Veröffentlicht am 3 Kommentare

Eltern werden – Paar bleiben

Eltern werden – Paar bleiben

Eltern werden – Paar bleiben

 

„Sandra, schreib uns einen Text zum Thema Eltern werden – Paar bleiben. So in etwa, was diese Transformation mit uns macht. Welche Chancen und Potenziale darin liegen! Und was man tun kann, damit das gelingt, Familie eben.“

 

Nein, ihr seid nicht mit exakt diesen Worten an mich heran getreten. Aber so ähnlich. Und ich raufe mir die Haare und ringe jetzt mit mir und meinem tatsächlichen Lieblingsthema, nennen wir es „Eltern werden – Paar bleiben“. Weil es so waaaaaahnsinnig komplex ist! Ich werde hier also mein Bestes geben, es einerseits zu beschreiben und zu erklären und euch andrerseits eine Orientierung, eine Landkarte, eine Empfehlung auszusprechen, wie Familie letztlich blühen kann. 

 

Dazu bitte ich den Leser/die Leserin während des Lesens seine/ihre rechte Gehirnhälfte zu aktivieren. Diese widmet sich den Prozessen – nicht den Inhalten wie ihr Pendant, die linke Gehirnhälfte. Das WIE des Miteinanders interessiert mich mehr als das, WAS gesagt wird. Weiters lade ich ein, beim Lesen in dir Bilder entstehen zu lassen. Wenn ich in Folge von Räumen spreche – lass sie vor deinem geistigen Auge entstehen. Sieh es vor dir! Imaginiere Prozesse! 

 

Wenn wir über Beziehungsgeflechte reden, müssen wir über Verantwortung reden. und über einen Gestaltungsimperativ. Und über unterschiedliche Rollen. Und um dich. Da beginnt alles.

Und dazu muss ich auf den Anfang einer jeden Beziehung schauen  – auf dich.

 

Man muss bei sich selbst gewesen sein, um zum andern ausgehen zu können. 

Martin Buber 

 

Stell dir dich jetzt einfach als in einem rosaroten Kreis stehend vor. Das ist der Raum um dich, mit dem alles beginnt. Als erwachsene Frau bist du für diesen, deinen Raum bis hin zu seinen Grenzen verantwortlich. Niemand sonst. Ich habe einmal gelesen: Erwachsen sein heißt, keiner kommt.
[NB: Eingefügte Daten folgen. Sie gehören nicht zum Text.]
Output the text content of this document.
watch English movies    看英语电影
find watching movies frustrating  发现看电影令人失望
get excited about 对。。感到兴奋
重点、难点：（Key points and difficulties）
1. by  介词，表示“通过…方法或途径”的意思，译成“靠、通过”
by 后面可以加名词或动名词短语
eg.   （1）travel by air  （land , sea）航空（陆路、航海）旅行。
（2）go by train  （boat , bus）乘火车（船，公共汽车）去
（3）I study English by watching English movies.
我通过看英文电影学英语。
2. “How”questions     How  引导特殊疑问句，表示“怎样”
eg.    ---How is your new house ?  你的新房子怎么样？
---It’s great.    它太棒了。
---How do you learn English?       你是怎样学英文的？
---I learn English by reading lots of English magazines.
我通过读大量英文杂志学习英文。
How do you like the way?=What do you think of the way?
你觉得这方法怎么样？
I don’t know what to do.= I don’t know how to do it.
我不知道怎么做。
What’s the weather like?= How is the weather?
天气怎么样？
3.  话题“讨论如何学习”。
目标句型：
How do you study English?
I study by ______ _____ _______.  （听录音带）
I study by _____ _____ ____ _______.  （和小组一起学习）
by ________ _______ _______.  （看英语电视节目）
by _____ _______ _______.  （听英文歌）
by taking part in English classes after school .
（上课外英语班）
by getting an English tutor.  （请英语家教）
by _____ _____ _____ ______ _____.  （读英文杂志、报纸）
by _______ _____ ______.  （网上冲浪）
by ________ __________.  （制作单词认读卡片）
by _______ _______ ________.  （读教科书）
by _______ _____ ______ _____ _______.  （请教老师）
Das bedeutet, dass du dir alle Wünsche und Bedürfnisse selbst erfüllen musst. Kannst! Was für ein Segen! Alles ist ein Ja zu Dir ohne ein Nein zu einem anderen sein zu müssen.

 

Wenn du nur mit dir bist, gibt es keine Erwartungen von aussen an dich. Es ist es egal, ob du Zähne putzt, dir die Haare wäscht oder nicht. Ob du aufräumst, oder eben nicht. Ob du gesund lebst, oder eben ich. Ob Schlabbershirt oder Dessous. Es ist dein Leben, deine Verantwortung und in deinen vier Wänden kannst du aussehen und riechen, wie du willst.

 

Solange du niemanden einlädst, oder?

 

Weil wir sind keine einsamen Inseln, sondern soziale Wesen, die miteinander interagieren. Die zusammen sein wollen. Die sich nach Begegnung, Berührung und Verbundenheit sehnen. Nach Intimität mit einem anderen Erwachsenen. 

Jetzt kommt dein Partner mit ins Bild. Auch er hat einen Kreis und Grenzen. Einen blauen. 
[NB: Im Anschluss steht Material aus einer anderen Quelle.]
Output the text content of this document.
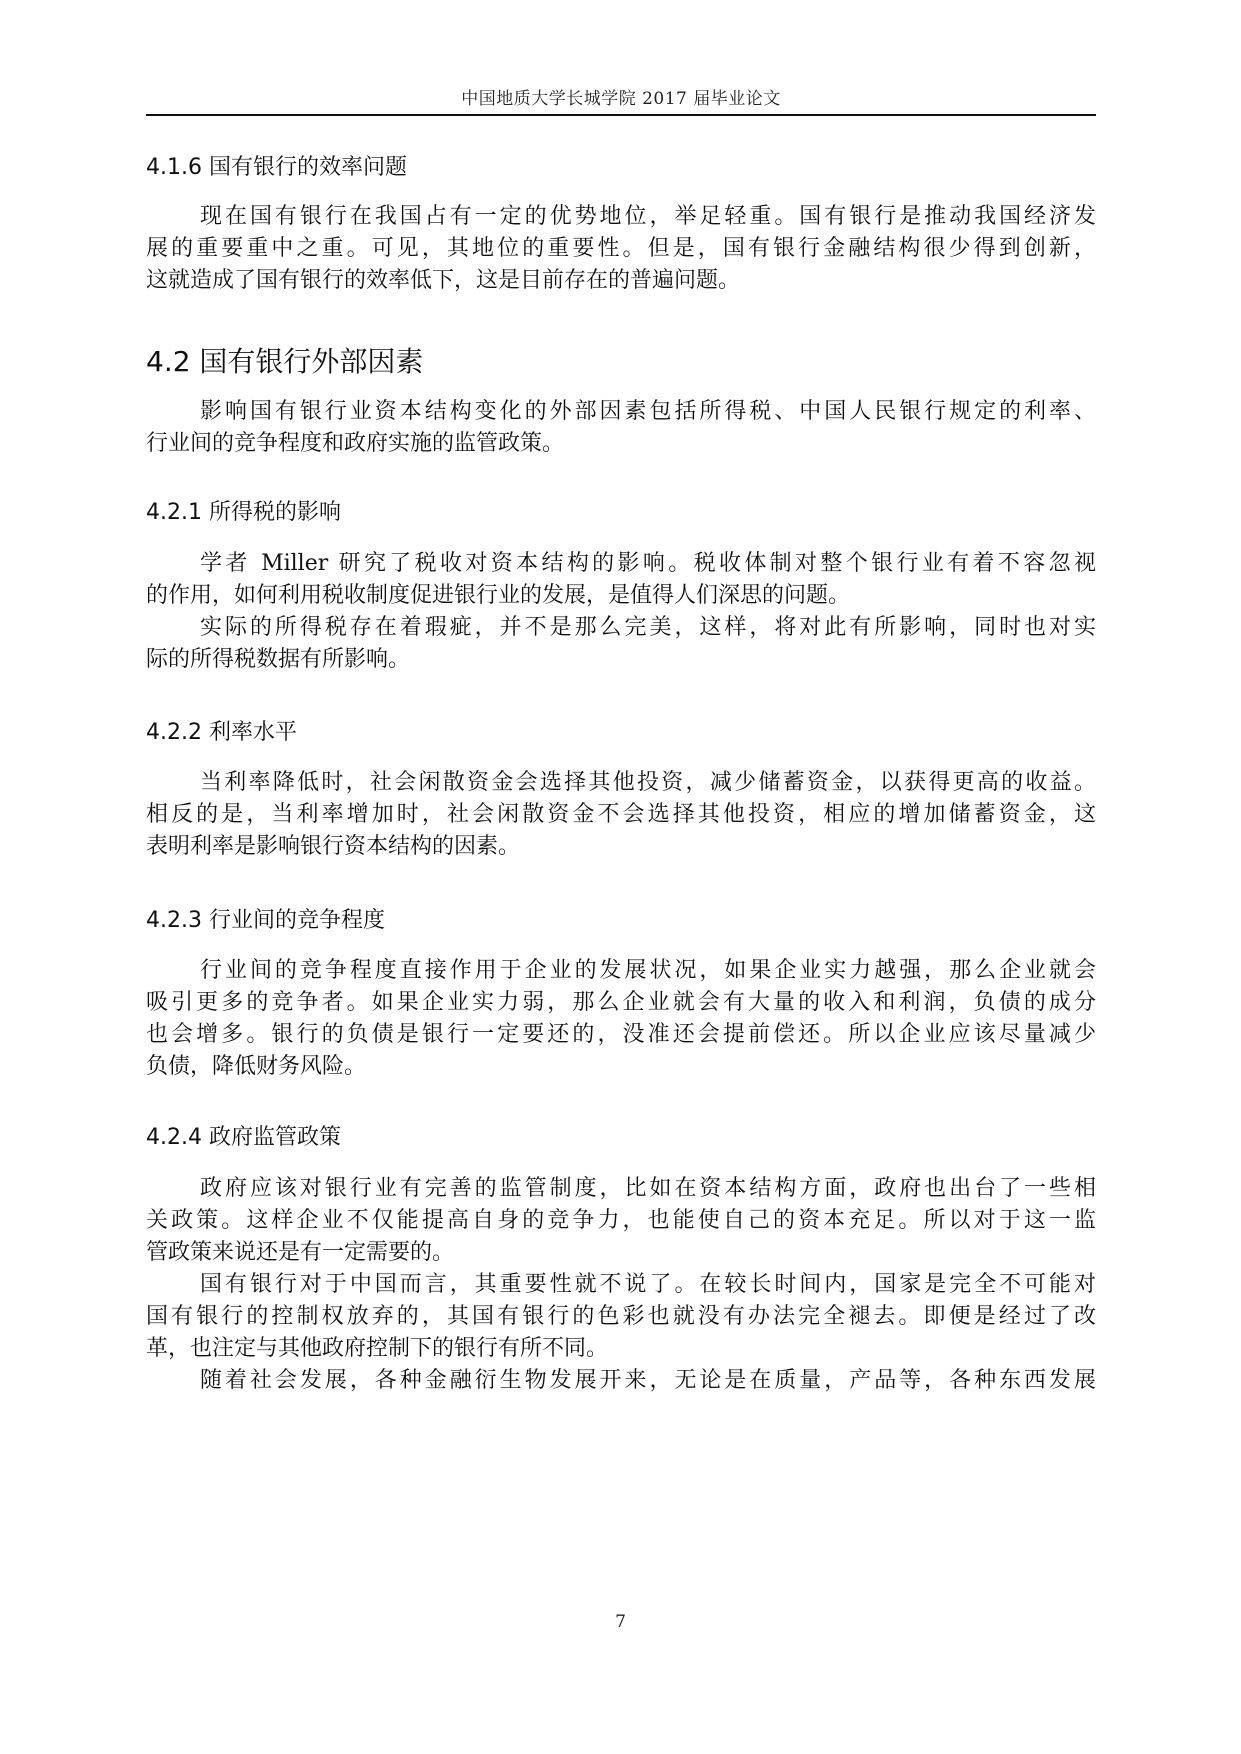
中国地质大学长城学院 2017 届毕业论文
4.1.6 国有银行的效率问题
现在国有银行在我国占有一定的优势地位，举足轻重。国有银行是推动我国经济发
展的重要重中之重。可见，其地位的重要性。但是，国有银行金融结构很少得到创新，
这就造成了国有银行的效率低下，这是目前存在的普遍问题。
4.2 国有银行外部因素
影响国有银行业资本结构变化的外部因素包括所得税、中国人民银行规定的利率、
行业间的竞争程度和政府实施的监管政策。
4.2.1 所得税的影响
学者 Miller 研究了税收对资本结构的影响。税收体制对整个银行业有着不容忽视
的作用，如何利用税收制度促进银行业的发展，是值得人们深思的问题。
实际的所得税存在着瑕疵，并不是那么完美，这样，将对此有所影响，同时也对实
际的所得税数据有所影响。
4.2.2 利率水平
当利率降低时，社会闲散资金会选择其他投资，减少储蓄资金，以获得更高的收益。
相反的是，当利率增加时，社会闲散资金不会选择其他投资，相应的增加储蓄资金，这
表明利率是影响银行资本结构的因素。
4.2.3 行业间的竞争程度
行业间的竞争程度直接作用于企业的发展状况，如果企业实力越强，那么企业就会
吸引更多的竞争者。如果企业实力弱，那么企业就会有大量的收入和利润，负债的成分
也会增多。银行的负债是银行一定要还的，没准还会提前偿还。所以企业应该尽量减少
负债，降低财务风险。
4.2.4 政府监管政策
政府应该对银行业有完善的监管制度，比如在资本结构方面，政府也出台了一些相
关政策。这样企业不仅能提高自身的竞争力，也能使自己的资本充足。所以对于这一监
管政策来说还是有一定需要的。
国有银行对于中国而言，其重要性就不说了。在较长时间内，国家是完全不可能对
国有银行的控制权放弃的，其国有银行的色彩也就没有办法完全褪去。即便是经过了改
革，也注定与其他政府控制下的银行有所不同。
随着社会发展，各种金融衍生物发展开来，无论是在质量，产品等，各种东西发展
7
Wenn sich jetzt zwei unabhängig voneinander existierende, erwachsene Menschen zueinander bekennen, also beschließen, zusammen zu sein, dann entsteht aus dieser Verbindung etwas Neues, etwas Drittes, ein Commitment: Die Paarbeziehung. Aus 1 + 1 wird 3. Um die beiden Kreise herum  entsteht eine Ellipse: Der Paarraum. 
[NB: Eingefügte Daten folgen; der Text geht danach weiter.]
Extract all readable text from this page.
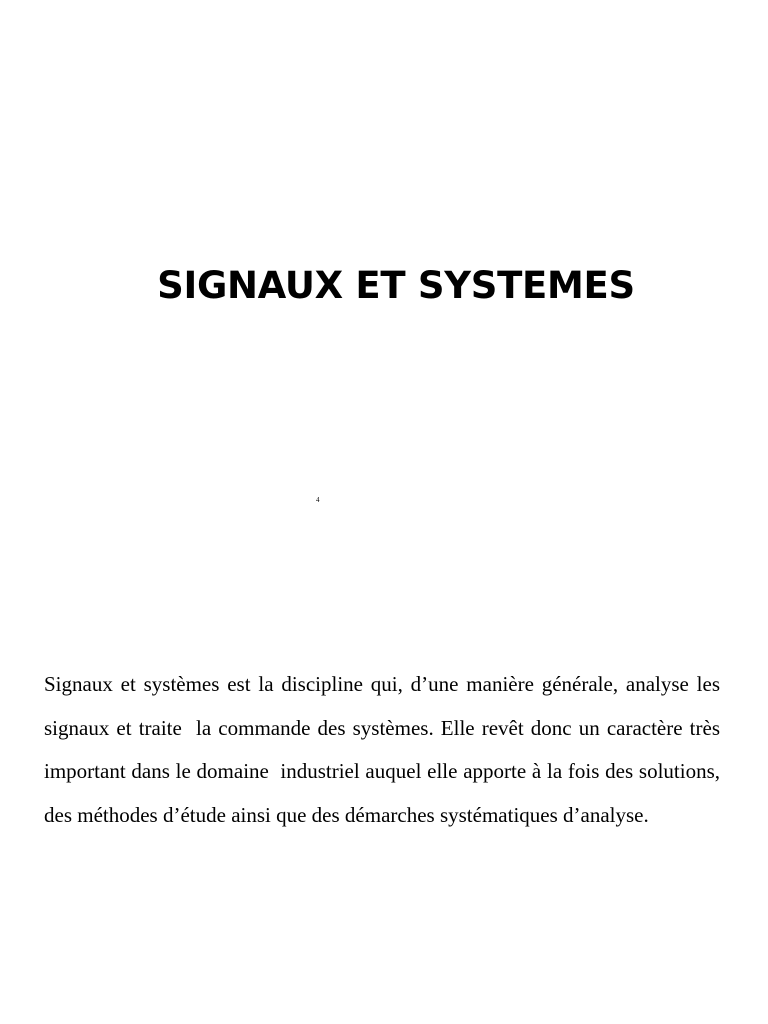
SIGNAUX ET SYSTEMES
4

Signaux et systèmes est la discipline qui, d’une manière générale, analyse les signaux et traite  la commande des systèmes. Elle revêt donc un caractère très important dans le domaine  industriel auquel elle apporte à la fois des solutions, des méthodes d’étude ainsi que des démarches systématiques d’analyse.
Und damit wächst und erhöht sich die Verantwortung – von beiden. Waren sie davor nur für sich selbst verantwortlich, konnten tun und lassen was sie wollten, so kommt jetzt die Verantwortung für den Paarraum dazu. Der Raum der sich rund um das Paar aufspannt ist einmalig auf dieser Erde, weil es dich und mich, unsere Chemie, nur dieses eine einzige Mal gibt. Und beide knüpfen (sagen wir mal „unbewusst“) Erwartungen an diesen Raum, an die Beziehung und ganz heimlich, nur ein wenig auch an den/die andere/n. Dazu Jesper Juul: „ Der Punkt ist, dass man alles erwarten kann und so viel Sie wollen, solange Sie Ihren Partner oder Ihr Kind nicht für Ihre Erwartungen verantwortlich machen. Ihre Erwartungen sind in Ihrem Kopf [in deinem Kreis, Anm.] und daher sind Sie verantwortlich für Sie.“

 

Behandle mich wie einen Fremden.

Walter Kempler

 

Zu Menschen, die dir „egaler“ sind, fremder, fällt es leicht, „Beziehung“ zu gestalten. Da reicht nämlich eine sozialverträgliche Höflichkeit, deine gute Kindestube, sozusagen. Das geht quasi automatisch: „Kannst du, bitte….! Danke! Kann ich dich kurz sprechen? Wo bewahrst du denn deine Weingläser auf? Möchtest du lieber Erdbeer- oder Vanilleeis? Nein, ich nehme keine Mich in den Kaffee. Gerne!“ Easy! 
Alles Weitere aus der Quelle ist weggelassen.